Which Radisson brands are the most successful in this market and which ones would you say have the most potential across the Middle East – specifically in Saudi Arabia?
We see the upscale Radisson as well as the upper upscale Radisson BLU brands as the most successful in the region as they lead our signings and openings portfolio in the region. These brands sit in the 4-star and entry-level 5-star categories where most of the opportunities remain today as the industry develops in the region. In Saudi Arabia, many locations and cities remain under-supplied, which gives rise to these two brands to enter these markets before we start considering our other brands.
Park Inn by Radisson remains attractive for portfolio deals in several locations as it competes in the midscale category, while we see select but very attractive opportunities for our lifestyle select Radisson RED brand mainly in Riyadh and in Jeddah.
Our premium Radisson Collection brand offers select opportunities with key partners and in prime locations across the Kingdom. Radisson Collection operates in Riyadh today with the luxury retreat, Nofa Resort, and with the planned opening of Mansard Riyadh of almost 200 keys later this year.
Radisson Individuals is a very interesting brand – can you tell us a bit more about its approach?
For us at Radisson Hotel Group our focus remains on adjusting our short- and long-term plans to cope with the rapid changes, allowing us to find proactive solutions for our owners and investors. Over the past months we have continued to work towards becoming more relevant to changing owner needs and to remaining one of the best conversion-friendly partners in the industry.
Radisson Individuals is our response to a market that is becoming relatively mature and as a conversion solution for unique, independent hotels and serviced apartments looking to benefit from a brand affiliation. It is also for owners looking to brand their properties under one of our core brands, where they could benefit from our affiliation while they undergo a renovation.
We are seeing plenty of serviced apartments popping up across the region, and many in Saudi Arabia, what is the appeal and how has Radisson joined this important industry trend?
Serviced apartments remain at the heart of our expansion drive, not only in the Middle East but across EMEA. That’s our group strategy since we recently launched and formalized this proposition for our investors, a product we have had in our portfolio for 20 years.

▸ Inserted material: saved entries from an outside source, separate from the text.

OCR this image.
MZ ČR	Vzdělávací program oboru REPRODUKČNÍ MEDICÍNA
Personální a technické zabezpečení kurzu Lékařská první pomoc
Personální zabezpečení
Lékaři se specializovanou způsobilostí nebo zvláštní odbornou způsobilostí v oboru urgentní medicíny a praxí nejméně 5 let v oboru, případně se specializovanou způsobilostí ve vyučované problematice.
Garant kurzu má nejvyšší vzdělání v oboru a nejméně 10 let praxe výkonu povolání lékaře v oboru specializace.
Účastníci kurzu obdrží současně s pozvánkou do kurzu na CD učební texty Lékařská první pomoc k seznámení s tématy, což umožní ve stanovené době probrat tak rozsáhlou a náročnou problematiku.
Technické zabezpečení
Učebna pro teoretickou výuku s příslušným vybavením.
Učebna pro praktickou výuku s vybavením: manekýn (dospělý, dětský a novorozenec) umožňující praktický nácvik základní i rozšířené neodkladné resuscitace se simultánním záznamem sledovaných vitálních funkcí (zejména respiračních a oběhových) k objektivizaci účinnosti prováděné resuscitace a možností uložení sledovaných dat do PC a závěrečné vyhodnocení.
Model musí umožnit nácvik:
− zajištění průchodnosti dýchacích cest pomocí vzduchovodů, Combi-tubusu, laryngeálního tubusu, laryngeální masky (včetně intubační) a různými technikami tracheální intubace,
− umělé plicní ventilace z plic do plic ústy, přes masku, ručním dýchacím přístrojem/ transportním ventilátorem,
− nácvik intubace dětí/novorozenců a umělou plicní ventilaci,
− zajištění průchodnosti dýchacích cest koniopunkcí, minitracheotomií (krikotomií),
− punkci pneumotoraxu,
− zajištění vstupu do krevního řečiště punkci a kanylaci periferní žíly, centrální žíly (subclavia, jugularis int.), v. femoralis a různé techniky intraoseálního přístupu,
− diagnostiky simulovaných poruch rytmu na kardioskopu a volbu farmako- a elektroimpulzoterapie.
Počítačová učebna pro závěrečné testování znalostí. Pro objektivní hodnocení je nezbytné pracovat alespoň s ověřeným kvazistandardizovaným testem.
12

Our competitive value proposition offering an attractive development cost, real estate efficiency, state-of-the-art design, strategic positioning, and high profitability margins is already starting to gain interest from investors in the market.

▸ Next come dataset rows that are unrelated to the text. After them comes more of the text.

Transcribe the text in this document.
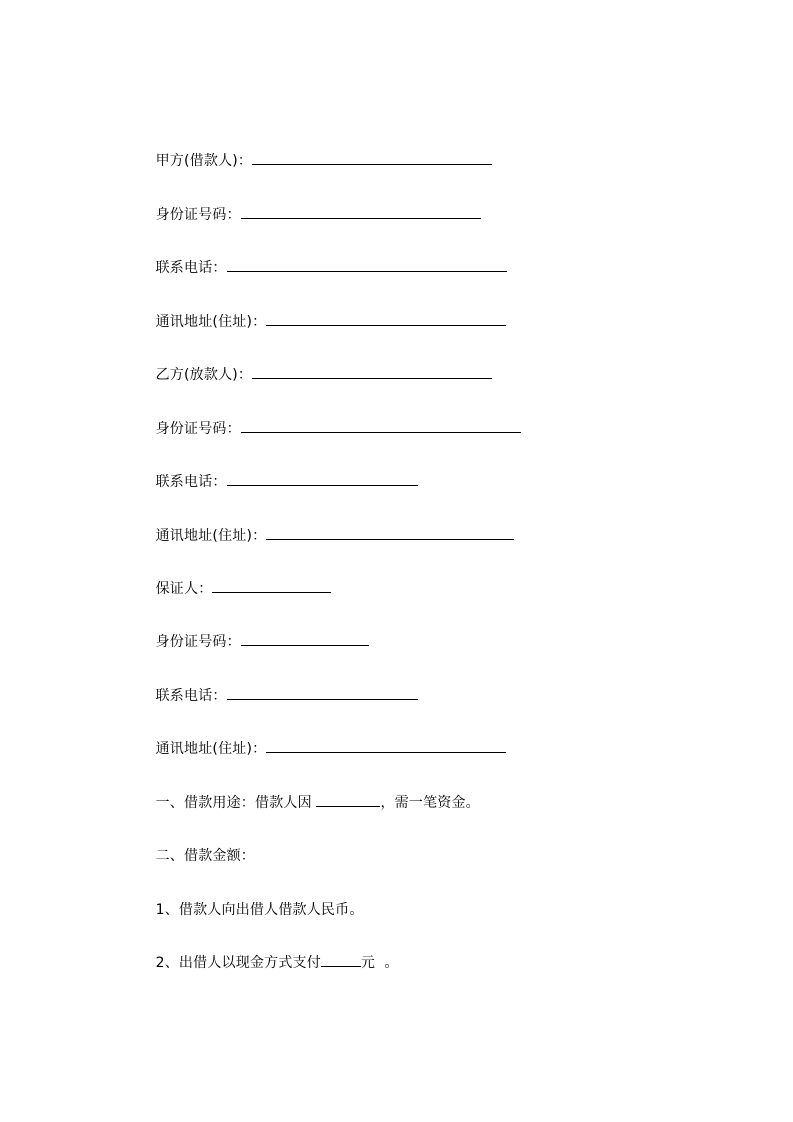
甲方(借款人)：

身份证号码：

联系电话：

通讯地址(住址)：

乙方(放款人)：

身份证号码：

联系电话：

通讯地址(住址)：

保证人：

身份证号码：

联系电话：

通讯地址(住址)：

一、借款用途：借款人因	，需一笔资金。

二、借款金额：

1、借款人向出借人借款人民币。

2、出借人以现金方式支付	元  。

The COVID-19 pandemic was further proof of the resilience of this hospitality model as the product remained profitable amid lockdowns and airport closures, while many hotels lost money. Investments poured into this sector as investors saw the lower risks associated with the product when compared to conventional hotels.

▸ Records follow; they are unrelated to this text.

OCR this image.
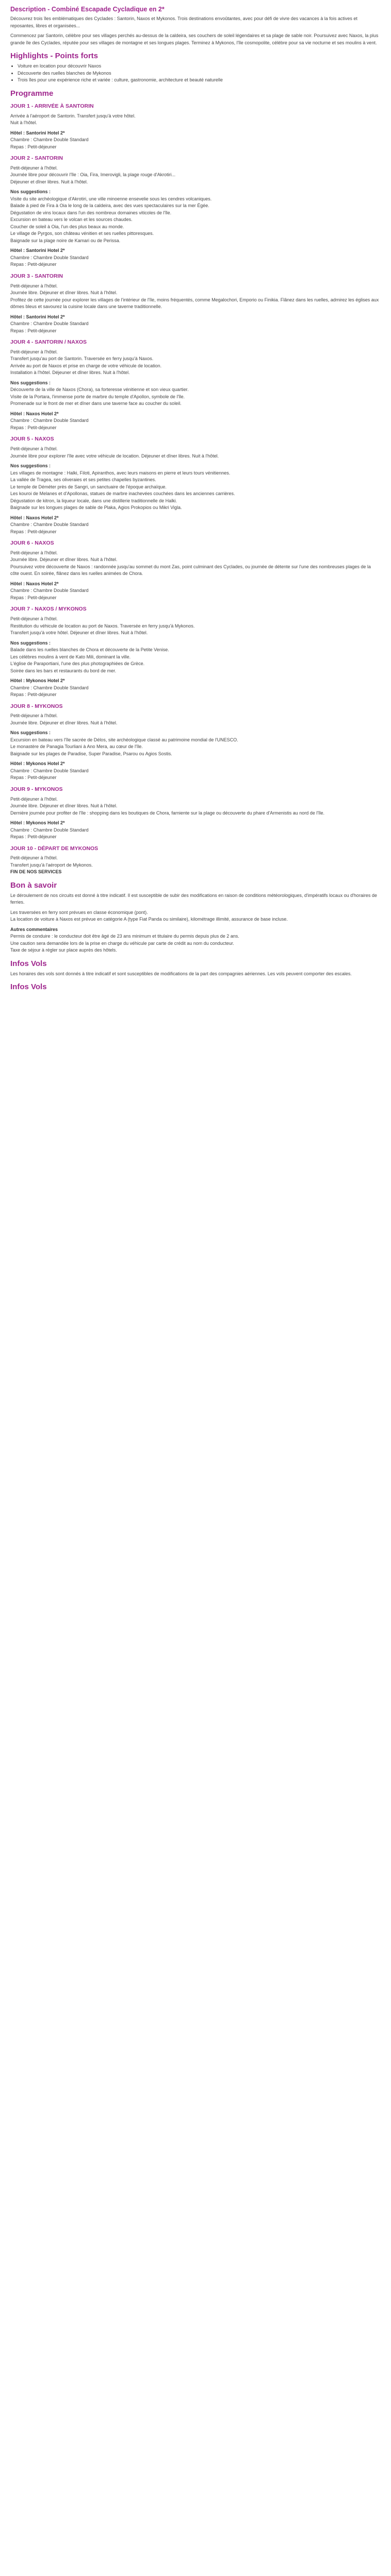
Description - Combiné Escapade Cycladique en 2*

Découvrez trois îles emblématiques des Cyclades : Santorin, Naxos et Mykonos. Trois destinations envoûtantes, avec pour défi de vivre des vacances à la fois actives et reposantes, libres et organisées...

Commencez par Santorin, célèbre pour ses villages perchés au-dessus de la caldeira, ses couchers de soleil légendaires et sa plage de sable noir. Poursuivez avec Naxos, la plus grande île des Cyclades, réputée pour ses villages de montagne et ses longues plages. Terminez à Mykonos, l'île cosmopolite, célèbre pour sa vie nocturne et ses moulins à vent.

Highlights - Points forts
• Voiture en location pour découvrir Naxos
• Découverte des ruelles blanches de Mykonos
• Trois îles pour une expérience riche et variée : culture, gastronomie, architecture et beauté naturelle
Programme
JOUR 1 - ARRIVÉE À SANTORIN
Arrivée à l'aéroport de Santorin. Transfert jusqu'à votre hôtel.
Nuit à l'hôtel.
Hôtel : Santorini Hotel 2*
Chambre : Chambre Double Standard
Repas : Petit-déjeuner
JOUR 2 - SANTORIN
Petit-déjeuner à l'hôtel.
Journée libre pour découvrir l'île : Oia, Fira, Imerovigli, la plage rouge d'Akrotiri...
Déjeuner et dîner libres. Nuit à l'hôtel.
Nos suggestions :
Visite du site archéologique d'Akrotiri, une ville minoenne ensevelie sous les cendres volcaniques.
Balade à pied de Fira à Oia le long de la caldeira, avec des vues spectaculaires sur la mer Égée.
Dégustation de vins locaux dans l'un des nombreux domaines viticoles de l'île.
Excursion en bateau vers le volcan et les sources chaudes.
Coucher de soleil à Oia, l'un des plus beaux au monde.
Le village de Pyrgos, son château vénitien et ses ruelles pittoresques.
Baignade sur la plage noire de Kamari ou de Perissa.
Hôtel : Santorini Hotel 2*
Chambre : Chambre Double Standard
Repas : Petit-déjeuner
JOUR 3 - SANTORIN
Petit-déjeuner à l'hôtel.
Journée libre. Déjeuner et dîner libres. Nuit à l'hôtel.
Profitez de cette journée pour explorer les villages de l'intérieur de l'île, moins fréquentés, comme Megalochori, Emporio ou Finikia. Flânez dans les ruelles, admirez les églises aux dômes bleus et savourez la cuisine locale dans une taverne traditionnelle.
Hôtel : Santorini Hotel 2*
Chambre : Chambre Double Standard
Repas : Petit-déjeuner
JOUR 4 - SANTORIN / NAXOS
Petit-déjeuner à l'hôtel.
Transfert jusqu'au port de Santorin. Traversée en ferry jusqu'à Naxos.
Arrivée au port de Naxos et prise en charge de votre véhicule de location.
Installation à l'hôtel. Déjeuner et dîner libres. Nuit à l'hôtel.
Nos suggestions :
Découverte de la ville de Naxos (Chora), sa forteresse vénitienne et son vieux quartier.
Visite de la Portara, l'immense porte de marbre du temple d'Apollon, symbole de l'île.
Promenade sur le front de mer et dîner dans une taverne face au coucher du soleil.
Hôtel : Naxos Hotel 2*
Chambre : Chambre Double Standard
Repas : Petit-déjeuner
JOUR 5 - NAXOS
Petit-déjeuner à l'hôtel.
Journée libre pour explorer l'île avec votre véhicule de location. Déjeuner et dîner libres. Nuit à l'hôtel.
Nos suggestions :
Les villages de montagne : Halki, Filoti, Apiranthos, avec leurs maisons en pierre et leurs tours vénitiennes.
La vallée de Tragea, ses oliveraies et ses petites chapelles byzantines.
Le temple de Déméter près de Sangri, un sanctuaire de l'époque archaïque.
Les kouroi de Melanes et d'Apollonas, statues de marbre inachevées couchées dans les anciennes carrières.
Dégustation de kitron, la liqueur locale, dans une distillerie traditionnelle de Halki.
Baignade sur les longues plages de sable de Plaka, Agios Prokopios ou Mikri Vigla.
Hôtel : Naxos Hotel 2*
Chambre : Chambre Double Standard
Repas : Petit-déjeuner
JOUR 6 - NAXOS
Petit-déjeuner à l'hôtel.
Journée libre. Déjeuner et dîner libres. Nuit à l'hôtel.
Poursuivez votre découverte de Naxos : randonnée jusqu'au sommet du mont Zas, point culminant des Cyclades, ou journée de détente sur l'une des nombreuses plages de la côte ouest. En soirée, flânez dans les ruelles animées de Chora.
Hôtel : Naxos Hotel 2*
Chambre : Chambre Double Standard
Repas : Petit-déjeuner
JOUR 7 - NAXOS / MYKONOS
Petit-déjeuner à l'hôtel.
Restitution du véhicule de location au port de Naxos. Traversée en ferry jusqu'à Mykonos.
Transfert jusqu'à votre hôtel. Déjeuner et dîner libres. Nuit à l'hôtel.
Nos suggestions :
Balade dans les ruelles blanches de Chora et découverte de la Petite Venise.
Les célèbres moulins à vent de Kato Mili, dominant la ville.
L'église de Paraportiani, l'une des plus photographiées de Grèce.
Soirée dans les bars et restaurants du bord de mer.
Hôtel : Mykonos Hotel 2*
Chambre : Chambre Double Standard
Repas : Petit-déjeuner
JOUR 8 - MYKONOS
Petit-déjeuner à l'hôtel.
Journée libre. Déjeuner et dîner libres. Nuit à l'hôtel.
Nos suggestions :
Excursion en bateau vers l'île sacrée de Délos, site archéologique classé au patrimoine mondial de l'UNESCO.
Le monastère de Panagia Tourliani à Ano Mera, au cœur de l'île.
Baignade sur les plages de Paradise, Super Paradise, Psarou ou Agios Sostis.
Hôtel : Mykonos Hotel 2*
Chambre : Chambre Double Standard
Repas : Petit-déjeuner
JOUR 9 - MYKONOS
Petit-déjeuner à l'hôtel.
Journée libre. Déjeuner et dîner libres. Nuit à l'hôtel.
Dernière journée pour profiter de l'île : shopping dans les boutiques de Chora, farniente sur la plage ou découverte du phare d'Armenistis au nord de l'île.
Hôtel : Mykonos Hotel 2*
Chambre : Chambre Double Standard
Repas : Petit-déjeuner
JOUR 10 - DÉPART DE MYKONOS
Petit-déjeuner à l'hôtel.
Transfert jusqu'à l'aéroport de Mykonos.
FIN DE NOS SERVICES
Bon à savoir
Le déroulement de nos circuits est donné à titre indicatif. Il est susceptible de subir des modifications en raison de conditions météorologiques, d'impératifs locaux ou d'horaires de ferries.
Les traversées en ferry sont prévues en classe économique (pont).
La location de voiture à Naxos est prévue en catégorie A (type Fiat Panda ou similaire), kilométrage illimité, assurance de base incluse.
Autres commentaires
Permis de conduire : le conducteur doit être âgé de 23 ans minimum et titulaire du permis depuis plus de 2 ans.
Une caution sera demandée lors de la prise en charge du véhicule par carte de crédit au nom du conducteur.
Taxe de séjour à régler sur place auprès des hôtels.
Infos Vols

Les horaires des vols sont donnés à titre indicatif et sont susceptibles de modifications de la part des compagnies aériennes. Les vols peuvent comporter des escales.

Infos Vols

There have been plenty of discussions over a possible drop in investor/owner interest in the industry in the wake of the pandemic. What are your views on this topic?
I personally have not seen a drop in investor interest overall. It may be a temporary drop in building a new hotel in a saturated market, or another 5-star in a market flooded with 5-star city hotels. There may have been delays in openings, but that is mostly driven by airport closures leading to supplies and equipment not reaching the hotels on time, and by waiting for the lockdowns to be lifted.
What I have seen is these investors are rushing to open properties to benefit from the post-pandemic boom. More investments are going into resorts and serviced apartments, as these products lead the recovery across regions. More independent operations are looking now more than ever to brand their hotels as a result of the standards, hygiene and distribution reach brands offer.